Can the early condition at admission of a high-risk infant aid in the prediction of mortality and poor neurodevelopmental outcome? A population study in Australia Academic Article uri icon


  • AIM: The aim of this article was to evaluate the Revised Clinical Risk Index for Babies' (CRIB-II) severity of illness score as a predictor of moderate to severe functional disability (FD) in very premature infants. METHODS: Population study of infants born <29 weeks' gestation cared for in all Neonatal Intensive Care Unit in New South Wales and the Australian Capital Territory between 1998 and 2003. FD at 2-3 years corrected age was defined as developmental delay (quotient < 2 standard deviation), non-ambulatory cerebral palsy (needing aids to walk), blindness (acuity <6/60 in better eye) or deafness (hearing aids).

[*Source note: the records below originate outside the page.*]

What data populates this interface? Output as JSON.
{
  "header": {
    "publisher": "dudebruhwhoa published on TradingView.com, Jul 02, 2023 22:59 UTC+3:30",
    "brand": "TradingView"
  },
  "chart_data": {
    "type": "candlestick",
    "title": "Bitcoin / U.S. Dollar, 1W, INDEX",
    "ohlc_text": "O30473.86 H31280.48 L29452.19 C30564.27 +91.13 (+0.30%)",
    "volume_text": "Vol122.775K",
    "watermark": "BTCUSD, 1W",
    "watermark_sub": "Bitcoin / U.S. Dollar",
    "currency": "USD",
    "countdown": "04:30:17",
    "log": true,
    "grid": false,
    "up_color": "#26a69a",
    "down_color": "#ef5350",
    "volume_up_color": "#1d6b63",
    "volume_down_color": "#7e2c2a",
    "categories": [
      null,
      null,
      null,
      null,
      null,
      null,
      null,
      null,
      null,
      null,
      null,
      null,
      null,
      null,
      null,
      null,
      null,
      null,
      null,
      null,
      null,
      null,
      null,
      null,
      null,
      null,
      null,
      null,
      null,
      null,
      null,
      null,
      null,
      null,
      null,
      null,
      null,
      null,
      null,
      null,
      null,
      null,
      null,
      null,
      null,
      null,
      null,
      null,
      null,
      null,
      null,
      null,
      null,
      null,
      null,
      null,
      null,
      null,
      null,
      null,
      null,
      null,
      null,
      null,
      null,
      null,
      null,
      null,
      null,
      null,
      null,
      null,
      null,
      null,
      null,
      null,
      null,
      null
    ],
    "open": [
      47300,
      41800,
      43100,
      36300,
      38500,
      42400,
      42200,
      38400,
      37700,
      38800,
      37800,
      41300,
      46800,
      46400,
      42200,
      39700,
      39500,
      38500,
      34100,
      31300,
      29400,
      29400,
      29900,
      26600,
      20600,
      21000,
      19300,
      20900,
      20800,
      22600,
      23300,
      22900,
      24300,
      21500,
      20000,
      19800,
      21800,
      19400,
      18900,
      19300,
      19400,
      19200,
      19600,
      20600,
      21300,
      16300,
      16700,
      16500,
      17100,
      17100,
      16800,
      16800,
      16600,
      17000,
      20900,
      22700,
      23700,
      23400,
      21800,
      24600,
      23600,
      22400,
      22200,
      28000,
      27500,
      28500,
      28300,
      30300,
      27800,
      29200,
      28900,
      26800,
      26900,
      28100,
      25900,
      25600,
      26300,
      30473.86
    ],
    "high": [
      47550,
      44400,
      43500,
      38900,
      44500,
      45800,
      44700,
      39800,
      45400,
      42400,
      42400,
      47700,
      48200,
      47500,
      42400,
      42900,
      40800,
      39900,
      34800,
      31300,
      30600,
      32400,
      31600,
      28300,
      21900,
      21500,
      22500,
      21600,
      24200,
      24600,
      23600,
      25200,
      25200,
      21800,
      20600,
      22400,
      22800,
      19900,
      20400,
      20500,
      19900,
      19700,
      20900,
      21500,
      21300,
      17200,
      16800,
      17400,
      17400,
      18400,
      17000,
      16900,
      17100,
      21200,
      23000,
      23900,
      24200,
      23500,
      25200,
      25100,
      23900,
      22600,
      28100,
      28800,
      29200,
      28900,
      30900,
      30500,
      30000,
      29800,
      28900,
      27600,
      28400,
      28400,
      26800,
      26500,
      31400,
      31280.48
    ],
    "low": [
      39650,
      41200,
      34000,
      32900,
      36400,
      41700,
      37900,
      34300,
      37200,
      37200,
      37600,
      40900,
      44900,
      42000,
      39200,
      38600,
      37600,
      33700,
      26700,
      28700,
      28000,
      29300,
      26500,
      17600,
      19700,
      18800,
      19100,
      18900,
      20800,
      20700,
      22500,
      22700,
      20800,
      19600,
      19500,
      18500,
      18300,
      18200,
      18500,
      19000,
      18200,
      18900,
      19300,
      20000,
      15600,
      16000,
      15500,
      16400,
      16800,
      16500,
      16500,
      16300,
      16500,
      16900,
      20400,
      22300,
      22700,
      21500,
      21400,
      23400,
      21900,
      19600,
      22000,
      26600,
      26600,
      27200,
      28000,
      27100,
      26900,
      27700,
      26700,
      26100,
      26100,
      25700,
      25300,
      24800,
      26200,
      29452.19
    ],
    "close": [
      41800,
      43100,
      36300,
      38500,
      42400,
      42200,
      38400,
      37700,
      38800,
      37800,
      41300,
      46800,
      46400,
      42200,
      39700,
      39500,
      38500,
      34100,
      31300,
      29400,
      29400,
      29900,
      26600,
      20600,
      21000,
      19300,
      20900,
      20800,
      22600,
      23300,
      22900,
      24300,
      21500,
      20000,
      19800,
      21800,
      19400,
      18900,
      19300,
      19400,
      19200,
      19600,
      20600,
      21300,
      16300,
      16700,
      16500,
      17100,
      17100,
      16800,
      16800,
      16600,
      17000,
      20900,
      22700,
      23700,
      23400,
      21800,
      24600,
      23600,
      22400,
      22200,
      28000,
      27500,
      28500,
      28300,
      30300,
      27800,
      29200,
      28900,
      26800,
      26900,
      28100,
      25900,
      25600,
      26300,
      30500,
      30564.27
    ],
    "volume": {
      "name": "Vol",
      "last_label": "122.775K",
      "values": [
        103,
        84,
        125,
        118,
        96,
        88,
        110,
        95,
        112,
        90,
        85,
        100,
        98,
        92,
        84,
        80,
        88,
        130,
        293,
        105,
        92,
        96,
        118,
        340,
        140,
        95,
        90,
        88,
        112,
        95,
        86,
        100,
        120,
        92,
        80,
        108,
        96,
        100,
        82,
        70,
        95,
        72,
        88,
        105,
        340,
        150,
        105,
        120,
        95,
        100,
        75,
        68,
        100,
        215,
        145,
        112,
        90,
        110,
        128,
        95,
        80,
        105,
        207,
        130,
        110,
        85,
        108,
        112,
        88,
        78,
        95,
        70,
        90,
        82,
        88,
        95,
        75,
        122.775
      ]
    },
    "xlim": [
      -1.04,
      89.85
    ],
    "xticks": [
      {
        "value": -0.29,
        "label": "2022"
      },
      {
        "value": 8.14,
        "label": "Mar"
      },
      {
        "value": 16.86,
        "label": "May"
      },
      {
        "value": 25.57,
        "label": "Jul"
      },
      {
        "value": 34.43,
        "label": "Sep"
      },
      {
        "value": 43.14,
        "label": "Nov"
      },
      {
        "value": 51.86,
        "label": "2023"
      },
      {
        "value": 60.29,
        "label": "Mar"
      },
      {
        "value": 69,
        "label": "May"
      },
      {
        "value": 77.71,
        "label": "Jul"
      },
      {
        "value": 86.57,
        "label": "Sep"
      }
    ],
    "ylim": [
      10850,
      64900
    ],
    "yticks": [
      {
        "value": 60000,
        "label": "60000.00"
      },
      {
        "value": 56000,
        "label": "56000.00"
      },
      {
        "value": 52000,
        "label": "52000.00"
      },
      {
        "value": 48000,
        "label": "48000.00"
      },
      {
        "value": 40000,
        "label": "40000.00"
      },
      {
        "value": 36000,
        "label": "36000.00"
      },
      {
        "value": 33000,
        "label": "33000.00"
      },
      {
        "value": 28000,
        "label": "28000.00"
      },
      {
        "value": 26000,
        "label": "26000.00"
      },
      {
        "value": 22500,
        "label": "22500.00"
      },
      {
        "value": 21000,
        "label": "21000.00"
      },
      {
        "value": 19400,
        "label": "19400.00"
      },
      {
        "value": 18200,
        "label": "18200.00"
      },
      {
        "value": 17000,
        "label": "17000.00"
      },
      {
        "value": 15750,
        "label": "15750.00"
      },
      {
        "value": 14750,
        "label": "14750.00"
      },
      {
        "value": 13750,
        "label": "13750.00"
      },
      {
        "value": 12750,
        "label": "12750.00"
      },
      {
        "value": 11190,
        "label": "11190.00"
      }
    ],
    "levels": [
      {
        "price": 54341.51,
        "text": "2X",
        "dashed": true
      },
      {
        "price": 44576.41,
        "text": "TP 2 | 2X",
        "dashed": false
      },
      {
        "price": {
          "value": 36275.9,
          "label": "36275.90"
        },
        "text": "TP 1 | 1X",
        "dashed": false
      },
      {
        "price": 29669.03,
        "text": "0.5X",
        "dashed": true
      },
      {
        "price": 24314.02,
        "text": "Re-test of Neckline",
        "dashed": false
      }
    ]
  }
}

Sensitivity and specificity of CRIB-II scores to predict FD were performed by receiver operating characteristic curve analysis. RESULTS: Of study population of 2210, 480 (21.7%) died before hospital discharge. Among 1328 infants assessed, 217 (16.3%) had FD, 109 (8.2%) developmental delay, 75 (5.6%) cerebral palsy and 54 (4.1%) blindness or deafness. CRIB-II performed significantly better than gestation or birthweight (BW) alone in predicting mortality (area under the curve (AUC) ± standard error 0.83 ± 0.01, vs. 0.78 ± 0.01 and 0.76 ± 0.01, respectively). CRIB-II scores were significantly higher in FD than non-FD children (11.9 ± 2.9 vs. 10.1 ± 2.6), but the AUC for CRIB-II (0.68 ± 0.02) did not significantly differ from that of gestation (0.65 ± 0.02) and BW (0.65 ± 0.02). CONCLUSION: CRIB-II improved prediction of mortality but did not perform better than gestational age or BW in predicting FD. We would caution clinicians against using the infant's condition at admission to predict long-term outcome.